Judge John K. Olson of the U.S. bankruptcy court's Southern District of Florida ruled that some of the company's assets were fraudulently conveyed to creditors just six months before the company filed for Chapter 11 bankruptcy protection in January 2008. Olson has ordered financial institutions to funnel more than $600 million back into the bankrupt companies to be divvied up among its bond holders and other unsecured creditors. The exact amount and how it will be divided has not yet been determined, but among the lenders that will be forced to turn over funds include Citigroup, Bank of America, Wells Fargo and CIT Group.
"The bondholders and the rest of the unsecured creditors were looking at basically no recovery unless we were successful with this litigation," said Daniel Golden, a counsel representing the company's unsecured creditors.
TOUSA did not comment on the ruling.
TOUSA's biggest troubles began shortly after it paid $560 million, top dollar at the peak of the market in the summer of 2005, to invest in a joint venture called Transeastern, which owned and developed lots in Florida.
Within a year, as the market eroded, particularly in Transeastern's Florida markets, it was clear that the venture couldn't pay off its debts.
The lenders sued, asking for their money back. In reaction, TOUSA borrowed more money to pay off those lenders, taking out another loan for roughly $560 million to pay off those creditors and bring the joint venture wholly onto TOUSA's books.
The judge's Oct. 13 ruling claims that move constituted "fraudulent conveyance" because TOUSA was already technically insolvent before it borrowed the money to pay off Transeastern's obligations and became even more so afterwards.
As a result, he ordered those original lenders to "disgorge" roughly $403 million plus an estimated $80 million in interest to TOUSA, where it will be distributed to bond holders and other unsecured creditors. The lenders who gave TOUSA the loan to pay off the original Transeastern lenders were ordered to turn over interest, fees and payd owns and professional fees they've received since the loan was instituted in 2007, said Golden.

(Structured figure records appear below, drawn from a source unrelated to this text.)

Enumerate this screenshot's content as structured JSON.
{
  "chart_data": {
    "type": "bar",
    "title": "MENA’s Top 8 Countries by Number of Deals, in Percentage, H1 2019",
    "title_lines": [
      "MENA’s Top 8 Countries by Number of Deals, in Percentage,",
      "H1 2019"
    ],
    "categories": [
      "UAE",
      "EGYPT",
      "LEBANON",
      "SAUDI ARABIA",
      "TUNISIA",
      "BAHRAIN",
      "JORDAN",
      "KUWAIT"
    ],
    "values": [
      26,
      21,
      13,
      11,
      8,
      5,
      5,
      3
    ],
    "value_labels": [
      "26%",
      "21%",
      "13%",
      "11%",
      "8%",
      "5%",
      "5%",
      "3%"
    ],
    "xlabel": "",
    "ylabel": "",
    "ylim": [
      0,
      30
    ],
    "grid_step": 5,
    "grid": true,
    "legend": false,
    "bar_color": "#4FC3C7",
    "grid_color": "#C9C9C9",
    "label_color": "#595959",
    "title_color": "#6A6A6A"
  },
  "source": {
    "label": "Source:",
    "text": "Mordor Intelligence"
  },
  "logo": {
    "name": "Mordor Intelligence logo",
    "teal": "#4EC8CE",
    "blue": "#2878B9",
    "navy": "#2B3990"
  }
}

More than $200 million in tax refunds that were turned over to lenders also will be turned back.
The more than 170 page judge's ruling offers documentary evidence that provides insight into how TOUSA's management was responding to the housing downturn in the spring and summer of 2007. The documents show TOUSA was already looking at bankruptcy scenarios even before it borrowed to pay off the Transeastern debt.
It was discussing hiring a restructuring officer for the company, was issuing memos and warnings that the transaction would put the company's debt-to-equity ratio at 70%/30% and that it would need an infusion of cash either through selling equity or bringing in a partner.
Stephen Wagman, the company's chief financial officer who had just been hired by TOUSA in the spring of 2007, wrote that taking on debt to pay off the Transeastern lenders would severely compromise the company's ability to survive and come out of the housing downturn because it would leave the company heavily indebted and with little cash on hand.
The company filed for bankruptcy protection within six months of paying off the Transeastern lenders.
The document also clearly showed some of the obstacles CEO Tony Mon faced from the company's majority owners, the Stengos family in Greece, which held two-thirds of the company's stock in trying to recapitalize the company by issuing more stock or bringing in a potential company buyer. They were steadfastly against diluting their share in the company.
The documents also show that companies and executives were given bonuses and incentives to consummate the transaction. Half of Mon's 2007 incentive bonus of $4.5 million was contingent on successfully resolving the Transeastern transaction.